Practical visions of north-south

With deadlock and blocking being the dull keynotes at the macro level of the North-south institutions, political scientist Elaine Byrne’s view of practical cooperation in the Irish Times provides a cheering note. Even more worth noting was George Quigley’s grand overview of 10 years of the institutions and how to take them forward. Towards the end of his lecture he opts for an eventual Irish confederation, with the preservation of British citizenship for those who want it, but his constitutional pitch isn’t vital to the rest of his case. Quigley recommends a project management approach to three domestic priorities – the extra cost of the sectarian divide, skills education and what he calls “ our cultural war.” In this last, Quigley harks back to his own report on parades management, rather than piling additional pressure on to the already rocky OFDFM. Unfortunately with these three domestic themes, he avoids detailed prescriptions in an area all too short of good ideas. However Quigley’s best ideas are in his own area of expertise, practical governance and economic management. Here he recommends something akin to a sovereign fund for Northern Ireland to break out of the Barnett formula straightjacket. Quigley makes the original argument that (although he seems to hanker after a voluntary coalition), the mandatory coalition of the Executive:
“ if prepared to act in a genuinely collegiate fashion, is better placed to take unpopular decisions than most governments, which are at risk of being wrong-footed by their opponents.”
SIR GEORGE QUIGLEY ON REGIONAL FUNDING
Given the quality of inertia in budgets, it could be useful for Ministers to commission an independent, open-ended review of existing spending across the board, to see what options exist for radically reshaping programmes to release annually a significant sum for redeployment. The study could also include revenue-raising options, either under existing or new powers.It would be necessary to get agreement from London that such a sum should be allocated to a Regional Fund – akin to a sovereign-style fund – which would be allowed to accumulate to the extent that it was not expended annually. It would be available solely for strategic purposes, not to plug holes in ongoing programmes, and the existence of the Fund would not affect whatever resources were due to Northern Ireland under the normal rules. The availability of such a Fund would put real power of initiative at the disposal of the Executive.
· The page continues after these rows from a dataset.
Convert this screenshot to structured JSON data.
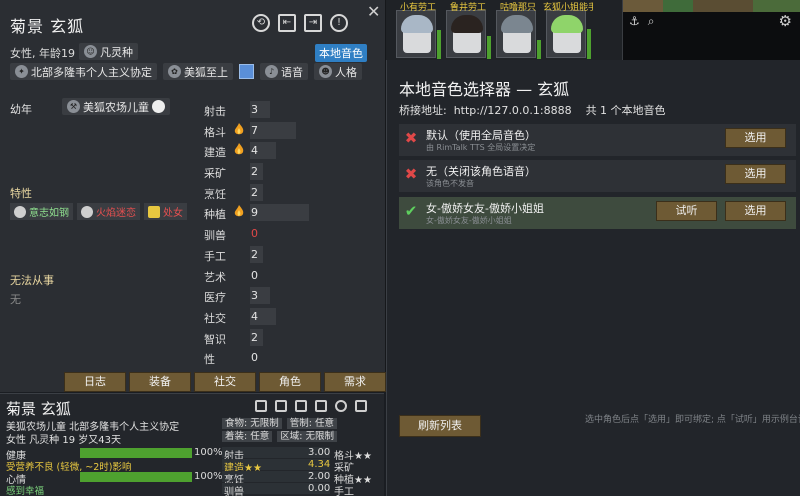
{
  "card": {
    "name": "菊景 玄狐",
    "subtitle": "女性, 年龄19",
    "xenotype": "凡灵种",
    "voice_button": "本地音色",
    "faction": "北部多隆韦个人主义协定",
    "ideo": "美狐至上",
    "voice_chip": "语音",
    "persona_chip": "人格",
    "childhood_label": "幼年",
    "backstory": "美狐农场儿童",
    "traits_header": "特性",
    "traits": [
      {
        "label": "意志如钢",
        "tone": "green"
      },
      {
        "label": "火焰迷恋",
        "tone": "red"
      },
      {
        "label": "处女",
        "tone": "red"
      }
    ],
    "incapable_header": "无法从事",
    "incapable_value": "无",
    "skills": [
      {
        "label": "射击",
        "value": "3",
        "passion": 0,
        "level": 3
      },
      {
        "label": "格斗",
        "value": "7",
        "passion": 1,
        "level": 7
      },
      {
        "label": "建造",
        "value": "4",
        "passion": 1,
        "level": 4
      },
      {
        "label": "采矿",
        "value": "2",
        "passion": 0,
        "level": 2
      },
      {
        "label": "烹饪",
        "value": "2",
        "passion": 0,
        "level": 2
      },
      {
        "label": "种植",
        "value": "9",
        "passion": 1,
        "level": 9
      },
      {
        "label": "驯兽",
        "value": "0",
        "passion": 0,
        "level": 0
      },
      {
        "label": "手工",
        "value": "2",
        "passion": 0,
        "level": 2
      },
      {
        "label": "艺术",
        "value": "0",
        "passion": 0,
        "level": 0
      },
      {
        "label": "医疗",
        "value": "3",
        "passion": 0,
        "level": 3
      },
      {
        "label": "社交",
        "value": "4",
        "passion": 0,
        "level": 4
      },
      {
        "label": "智识",
        "value": "2",
        "passion": 0,
        "level": 2
      },
      {
        "label": "性",
        "value": "0",
        "passion": 0,
        "level": 0
      }
    ],
    "tabs": [
      "日志",
      "装备",
      "社交",
      "角色",
      "需求"
    ]
  },
  "inspect": {
    "name": "菊景 玄狐",
    "line1": "美狐农场儿童 北部多隆韦个人主义协定",
    "line2": "女性 凡灵种 19 岁又43天",
    "policies": [
      [
        "食物: 无限制",
        "管制: 任意"
      ],
      [
        "着装: 任意",
        "区域: 无限制"
      ]
    ],
    "needs": [
      {
        "label": "健康",
        "pct": "100%",
        "level": 1.0
      },
      {
        "label": "受营养不良 (轻微, ~2时)影响",
        "pct": "",
        "level": 0,
        "tone": "warn"
      },
      {
        "label": "心情",
        "pct": "100%",
        "level": 1.0
      },
      {
        "label": "感到幸福",
        "pct": "",
        "level": 0,
        "tone": "good"
      }
    ],
    "skills": [
      {
        "a": "射击",
        "v": "3.00",
        "b": "格斗★★",
        "gold": false
      },
      {
        "a": "建造★★",
        "v": "4.34",
        "b": "采矿",
        "gold": true
      },
      {
        "a": "烹饪",
        "v": "2.00",
        "b": "种植★★",
        "gold": false
      },
      {
        "a": "驯兽",
        "v": "0.00",
        "b": "手工",
        "gold": false
      }
    ]
  },
  "colonists": [
    {
      "label": "小有劳工",
      "hair": "#a9b7c6",
      "mood": 0.75
    },
    {
      "label": "鲁井劳工",
      "hair": "#2a2320",
      "mood": 0.6
    },
    {
      "label": "咕噜那只",
      "hair": "#7b8690",
      "mood": 0.5
    },
    {
      "label": "玄狐小姐能手",
      "hair": "#8fd46a",
      "mood": 0.8
    }
  ],
  "minimap": {
    "icons": [
      "anchor-icon",
      "search-icon"
    ],
    "gear": "gear-icon"
  },
  "voice": {
    "title": "本地音色选择器 — 玄狐",
    "bridge": "桥接地址:  http://127.0.0.1:8888    共 1 个本地音色",
    "options": [
      {
        "title": "默认（使用全局音色）",
        "subtitle": "由 RimTalk TTS 全局设置决定",
        "mark": "x",
        "selected": false,
        "buttons": [
          "选用"
        ]
      },
      {
        "title": "无（关闭该角色语音）",
        "subtitle": "该角色不发音",
        "mark": "x",
        "selected": false,
        "buttons": [
          "选用"
        ]
      },
      {
        "title": "女-傲娇女友-傲娇小姐姐",
        "subtitle": "女-傲娇女友-傲娇小姐姐",
        "mark": "ok",
        "selected": true,
        "buttons": [
          "试听",
          "选用"
        ]
      }
    ],
    "refresh": "刷新列表",
    "hint": "选中角色后点「选用」即可绑定; 点「试听」用示例台词实时合成并播放。"
  }
}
This proposal is fully consistent with what I have been arguing in various contexts – that, if devolved government is going to make a real difference in
Northern Ireland, we need to have the measure of policy autonomy which is consonant with the raison d?tre of devolution and commensurate with the
Executive’s responsibilities. Often (as in the proposal I have just made) this could be done without any detriment to the Treasury but where necessary we
should be prepared to trade cash for flexibility. Local politics would acquire a new dimension.

Let me give just 3 examples.

My first example. The experience of the Republic demonstrates how Northern
Ireland’s ability to attract investment from the multinational powerhouses of
the global economy would have been greatly enhanced by being able to offer
them an attractive post-tax rate of return by a radical reduction in corporation
tax. Trading off a small part of the subvention we get from the Treasury for
such tax flexibility – a principle that could be extended if necessary elsewhere
in the UK on similar terms – would signal a promising new direction in public
policy.

My second example. A top corporate lawyer in Northern Ireland suggested
recently that there should be a new capital gains tax relief programme for
investors in trading businesses here, since the lack of access to capital for
growing companies may be a barrier to growth over the next few years.
My third example. The merits of the UK Government’s pre-Christmas decision
to reduce the rate of VAT from 17.5% to 15% are highly suspect. Suppose we
had had the option of keeping VAT at 17.5% and taking the cash equivalent of
the resultant savings to the Exchequer in the form of an addition to our
budget. Such a boost (probably of the order of at least £250 million) would
have given the Executive some very real policy choices during difficult times.